Blanch peas in boiling water for 2-3 minutes until they turn bright green and are tender but still firm.
4. How do I get a good lemon dressing?
Emulsify the lemon and olive oil well by whisking vigorously. It creates a silky, bright dressing that coats the peas evenly.
5. How do I season this salad properly?
Adjust the amount of lemon and salt to balance the natural sweetness of the peas. Taste and tweak before serving.
6. Can I make this salad in advance?
Prepare the peas and dressing up to a day ahead. Keep them separate and toss together just before serving.

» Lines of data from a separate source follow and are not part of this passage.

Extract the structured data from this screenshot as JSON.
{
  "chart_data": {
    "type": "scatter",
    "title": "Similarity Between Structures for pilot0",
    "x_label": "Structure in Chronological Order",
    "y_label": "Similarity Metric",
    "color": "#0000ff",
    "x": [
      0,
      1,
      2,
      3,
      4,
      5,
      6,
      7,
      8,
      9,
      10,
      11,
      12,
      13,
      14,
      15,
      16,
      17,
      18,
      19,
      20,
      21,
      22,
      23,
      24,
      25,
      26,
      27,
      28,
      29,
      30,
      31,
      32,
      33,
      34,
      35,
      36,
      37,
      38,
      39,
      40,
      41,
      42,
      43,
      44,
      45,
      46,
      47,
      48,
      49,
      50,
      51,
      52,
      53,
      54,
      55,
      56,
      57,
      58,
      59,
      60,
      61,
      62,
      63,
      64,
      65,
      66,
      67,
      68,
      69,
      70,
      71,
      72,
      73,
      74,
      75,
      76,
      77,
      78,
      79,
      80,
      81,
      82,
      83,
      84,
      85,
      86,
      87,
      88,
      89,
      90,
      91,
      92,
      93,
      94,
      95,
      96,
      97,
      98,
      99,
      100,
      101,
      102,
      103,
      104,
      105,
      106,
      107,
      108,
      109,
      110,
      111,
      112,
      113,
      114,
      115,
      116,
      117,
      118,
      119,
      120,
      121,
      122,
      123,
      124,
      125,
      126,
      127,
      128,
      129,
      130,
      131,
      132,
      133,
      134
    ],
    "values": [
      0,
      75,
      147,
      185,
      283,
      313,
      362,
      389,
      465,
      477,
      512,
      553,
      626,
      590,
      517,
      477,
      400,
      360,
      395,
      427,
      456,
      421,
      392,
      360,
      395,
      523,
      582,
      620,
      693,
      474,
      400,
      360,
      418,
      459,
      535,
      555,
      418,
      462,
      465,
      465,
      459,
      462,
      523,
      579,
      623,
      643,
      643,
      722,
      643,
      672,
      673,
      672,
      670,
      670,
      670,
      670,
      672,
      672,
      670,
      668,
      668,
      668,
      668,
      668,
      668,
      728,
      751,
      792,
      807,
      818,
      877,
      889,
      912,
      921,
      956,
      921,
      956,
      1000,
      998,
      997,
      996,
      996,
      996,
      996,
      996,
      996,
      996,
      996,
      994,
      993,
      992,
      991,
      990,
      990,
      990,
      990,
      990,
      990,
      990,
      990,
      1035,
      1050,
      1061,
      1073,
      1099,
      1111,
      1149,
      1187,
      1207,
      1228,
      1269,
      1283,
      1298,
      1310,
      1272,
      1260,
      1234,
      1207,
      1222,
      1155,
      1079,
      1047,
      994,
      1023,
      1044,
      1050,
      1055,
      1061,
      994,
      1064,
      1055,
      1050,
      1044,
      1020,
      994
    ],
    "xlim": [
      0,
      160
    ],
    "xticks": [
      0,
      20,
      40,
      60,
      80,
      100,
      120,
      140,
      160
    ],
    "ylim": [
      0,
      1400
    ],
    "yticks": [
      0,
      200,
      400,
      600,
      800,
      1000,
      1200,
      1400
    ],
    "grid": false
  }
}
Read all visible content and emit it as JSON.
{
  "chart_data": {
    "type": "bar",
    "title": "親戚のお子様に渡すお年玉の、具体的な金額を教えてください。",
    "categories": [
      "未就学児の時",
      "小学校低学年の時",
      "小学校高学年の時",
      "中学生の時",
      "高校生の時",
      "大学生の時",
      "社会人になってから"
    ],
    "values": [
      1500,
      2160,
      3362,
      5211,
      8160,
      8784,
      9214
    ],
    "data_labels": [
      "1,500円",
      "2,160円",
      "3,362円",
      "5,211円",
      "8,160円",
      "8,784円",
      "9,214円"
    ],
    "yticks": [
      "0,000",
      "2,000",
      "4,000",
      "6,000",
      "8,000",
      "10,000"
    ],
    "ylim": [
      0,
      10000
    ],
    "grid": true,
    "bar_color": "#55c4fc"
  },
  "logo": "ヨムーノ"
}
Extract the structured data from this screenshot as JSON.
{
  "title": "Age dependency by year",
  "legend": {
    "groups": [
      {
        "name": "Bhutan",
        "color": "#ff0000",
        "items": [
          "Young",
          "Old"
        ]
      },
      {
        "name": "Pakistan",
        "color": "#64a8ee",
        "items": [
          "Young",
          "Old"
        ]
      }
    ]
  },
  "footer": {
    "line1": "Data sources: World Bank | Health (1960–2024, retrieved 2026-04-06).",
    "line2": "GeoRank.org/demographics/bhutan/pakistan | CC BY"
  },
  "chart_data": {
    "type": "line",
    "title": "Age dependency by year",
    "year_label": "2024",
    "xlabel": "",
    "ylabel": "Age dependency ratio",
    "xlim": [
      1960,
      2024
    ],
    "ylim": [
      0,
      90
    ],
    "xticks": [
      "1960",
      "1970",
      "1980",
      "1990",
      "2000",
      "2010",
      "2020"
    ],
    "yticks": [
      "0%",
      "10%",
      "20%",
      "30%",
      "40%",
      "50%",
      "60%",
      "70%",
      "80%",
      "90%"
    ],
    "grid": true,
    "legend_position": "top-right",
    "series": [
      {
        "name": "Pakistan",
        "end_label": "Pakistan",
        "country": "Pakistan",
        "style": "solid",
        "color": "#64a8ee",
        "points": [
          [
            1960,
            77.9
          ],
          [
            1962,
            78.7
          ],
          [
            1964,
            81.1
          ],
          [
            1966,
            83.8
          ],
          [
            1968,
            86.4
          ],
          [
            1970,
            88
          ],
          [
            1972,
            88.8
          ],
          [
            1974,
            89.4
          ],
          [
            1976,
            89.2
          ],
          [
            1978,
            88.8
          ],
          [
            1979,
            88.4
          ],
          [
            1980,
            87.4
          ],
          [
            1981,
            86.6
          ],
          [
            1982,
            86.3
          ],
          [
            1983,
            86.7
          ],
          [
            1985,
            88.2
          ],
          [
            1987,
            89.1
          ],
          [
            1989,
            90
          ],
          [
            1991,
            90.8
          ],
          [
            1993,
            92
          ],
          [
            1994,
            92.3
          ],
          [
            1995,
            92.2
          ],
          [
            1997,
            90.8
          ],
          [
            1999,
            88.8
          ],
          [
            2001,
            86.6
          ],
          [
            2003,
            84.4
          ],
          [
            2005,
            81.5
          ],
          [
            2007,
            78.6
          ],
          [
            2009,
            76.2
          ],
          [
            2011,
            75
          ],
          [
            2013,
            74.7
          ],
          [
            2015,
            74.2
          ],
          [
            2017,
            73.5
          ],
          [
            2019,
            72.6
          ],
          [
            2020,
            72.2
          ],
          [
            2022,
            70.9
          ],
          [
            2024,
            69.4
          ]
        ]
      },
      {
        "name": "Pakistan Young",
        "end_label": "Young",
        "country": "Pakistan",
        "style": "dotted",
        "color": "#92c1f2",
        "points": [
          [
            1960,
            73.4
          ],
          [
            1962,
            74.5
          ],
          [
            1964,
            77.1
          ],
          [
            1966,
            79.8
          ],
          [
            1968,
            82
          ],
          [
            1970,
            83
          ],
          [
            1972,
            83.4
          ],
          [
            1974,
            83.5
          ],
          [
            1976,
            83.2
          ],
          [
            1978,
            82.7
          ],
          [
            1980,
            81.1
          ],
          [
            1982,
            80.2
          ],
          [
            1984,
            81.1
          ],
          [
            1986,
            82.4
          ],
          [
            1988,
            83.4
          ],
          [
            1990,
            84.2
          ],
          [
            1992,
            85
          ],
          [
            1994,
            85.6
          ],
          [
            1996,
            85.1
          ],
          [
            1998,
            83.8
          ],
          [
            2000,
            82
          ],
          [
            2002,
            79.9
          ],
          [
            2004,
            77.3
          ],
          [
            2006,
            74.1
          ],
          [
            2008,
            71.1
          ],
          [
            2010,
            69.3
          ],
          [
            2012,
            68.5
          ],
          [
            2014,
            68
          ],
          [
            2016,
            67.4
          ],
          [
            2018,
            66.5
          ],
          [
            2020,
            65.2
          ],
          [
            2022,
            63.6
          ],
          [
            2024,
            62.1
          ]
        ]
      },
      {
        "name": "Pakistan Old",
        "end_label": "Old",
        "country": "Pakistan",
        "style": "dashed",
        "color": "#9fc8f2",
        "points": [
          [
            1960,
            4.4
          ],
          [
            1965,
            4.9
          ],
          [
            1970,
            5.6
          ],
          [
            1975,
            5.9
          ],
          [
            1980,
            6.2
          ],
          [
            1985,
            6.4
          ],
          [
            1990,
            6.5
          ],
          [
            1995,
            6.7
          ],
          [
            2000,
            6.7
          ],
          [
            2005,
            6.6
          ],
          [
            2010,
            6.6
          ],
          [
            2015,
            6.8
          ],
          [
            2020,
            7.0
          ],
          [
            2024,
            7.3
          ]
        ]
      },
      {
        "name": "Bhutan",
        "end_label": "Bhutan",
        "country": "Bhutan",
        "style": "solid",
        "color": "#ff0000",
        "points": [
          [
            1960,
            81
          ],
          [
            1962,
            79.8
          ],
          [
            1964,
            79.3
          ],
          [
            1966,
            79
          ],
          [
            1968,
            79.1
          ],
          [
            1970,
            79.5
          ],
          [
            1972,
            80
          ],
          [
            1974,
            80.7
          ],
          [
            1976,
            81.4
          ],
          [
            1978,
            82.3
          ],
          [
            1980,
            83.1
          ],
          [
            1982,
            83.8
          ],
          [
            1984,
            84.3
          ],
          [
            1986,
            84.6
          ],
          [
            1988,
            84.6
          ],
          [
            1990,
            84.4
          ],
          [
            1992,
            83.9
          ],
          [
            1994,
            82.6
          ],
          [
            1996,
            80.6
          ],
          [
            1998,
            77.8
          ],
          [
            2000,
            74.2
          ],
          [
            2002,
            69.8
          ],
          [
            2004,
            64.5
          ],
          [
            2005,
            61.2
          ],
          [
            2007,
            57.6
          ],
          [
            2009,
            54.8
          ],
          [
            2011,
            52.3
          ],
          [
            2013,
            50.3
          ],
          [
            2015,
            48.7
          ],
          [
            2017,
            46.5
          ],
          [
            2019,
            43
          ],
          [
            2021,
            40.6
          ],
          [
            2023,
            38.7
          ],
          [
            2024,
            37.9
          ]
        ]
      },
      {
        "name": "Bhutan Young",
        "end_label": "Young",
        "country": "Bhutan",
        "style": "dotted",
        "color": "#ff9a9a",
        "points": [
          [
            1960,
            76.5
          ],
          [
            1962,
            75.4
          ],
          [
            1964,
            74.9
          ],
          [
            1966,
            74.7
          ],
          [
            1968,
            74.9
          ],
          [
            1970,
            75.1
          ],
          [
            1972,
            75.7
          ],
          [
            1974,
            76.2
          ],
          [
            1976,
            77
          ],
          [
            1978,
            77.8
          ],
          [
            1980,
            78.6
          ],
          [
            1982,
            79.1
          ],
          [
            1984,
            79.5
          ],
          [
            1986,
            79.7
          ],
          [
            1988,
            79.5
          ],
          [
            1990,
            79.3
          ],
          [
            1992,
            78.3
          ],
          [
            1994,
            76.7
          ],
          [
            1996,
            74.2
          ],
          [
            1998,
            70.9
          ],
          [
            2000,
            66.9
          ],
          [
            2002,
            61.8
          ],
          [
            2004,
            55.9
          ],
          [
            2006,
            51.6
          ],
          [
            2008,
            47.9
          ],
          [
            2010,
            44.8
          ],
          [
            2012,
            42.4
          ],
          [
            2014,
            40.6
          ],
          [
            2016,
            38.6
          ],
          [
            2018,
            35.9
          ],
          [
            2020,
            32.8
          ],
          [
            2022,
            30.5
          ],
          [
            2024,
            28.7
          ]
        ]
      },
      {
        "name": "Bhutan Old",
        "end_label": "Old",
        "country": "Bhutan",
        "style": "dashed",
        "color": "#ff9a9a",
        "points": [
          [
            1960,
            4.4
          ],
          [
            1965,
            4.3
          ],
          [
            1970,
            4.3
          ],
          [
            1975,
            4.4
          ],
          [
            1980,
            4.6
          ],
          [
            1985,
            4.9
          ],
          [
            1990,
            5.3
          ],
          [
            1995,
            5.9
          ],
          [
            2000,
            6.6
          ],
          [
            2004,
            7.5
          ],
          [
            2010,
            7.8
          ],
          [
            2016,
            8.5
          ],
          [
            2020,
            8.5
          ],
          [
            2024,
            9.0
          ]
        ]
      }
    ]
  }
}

7. What if my peas turn dull or soft?
If the peas lose their crunch or color, shock them in ice water immediately after blanching to preserve freshness.
8. When should I add herbs to the salad?
Use fresh herbs like mint or basil right before serving to keep their aroma and vibrant color intact.
9. What if my dressing looks split?
If the dressing separates, whisk vigorously or add a tiny splash of warm water to re-emulsify.
10. How do I fix a bland-tasting salad?
Taste the salad before serving and adjust lemon or seasoning to your liking, ensuring it’s lively and balanced.
This salad feels like a small celebration of spring’s fleeting bounty, with every bite offering a burst of fresh, crisp flavor that’s hard to beat. It’s perfect for those busy days when you want something quick, honest, and vibrant, without fussing over complicated ingredients or techniques.
In the end, it’s about the simple joy of fresh peas, zesty lemon, and the aroma of herbs—ingredients that remind me why I love this season so much. A bowl of this, and suddenly, spring feels a little more tangible, even on the busiest days.

Hi, I’m Anjali Arora, the quietly curious mind behind Landscape Insight. I’ve always been most comfortable in my own space. I’m not great at small talk (it still makes me a little uneasy), and I’ve never been the loudest person in the room. What I have always carried with me, though, are two steady loves that shape how I move through the world: animals and food.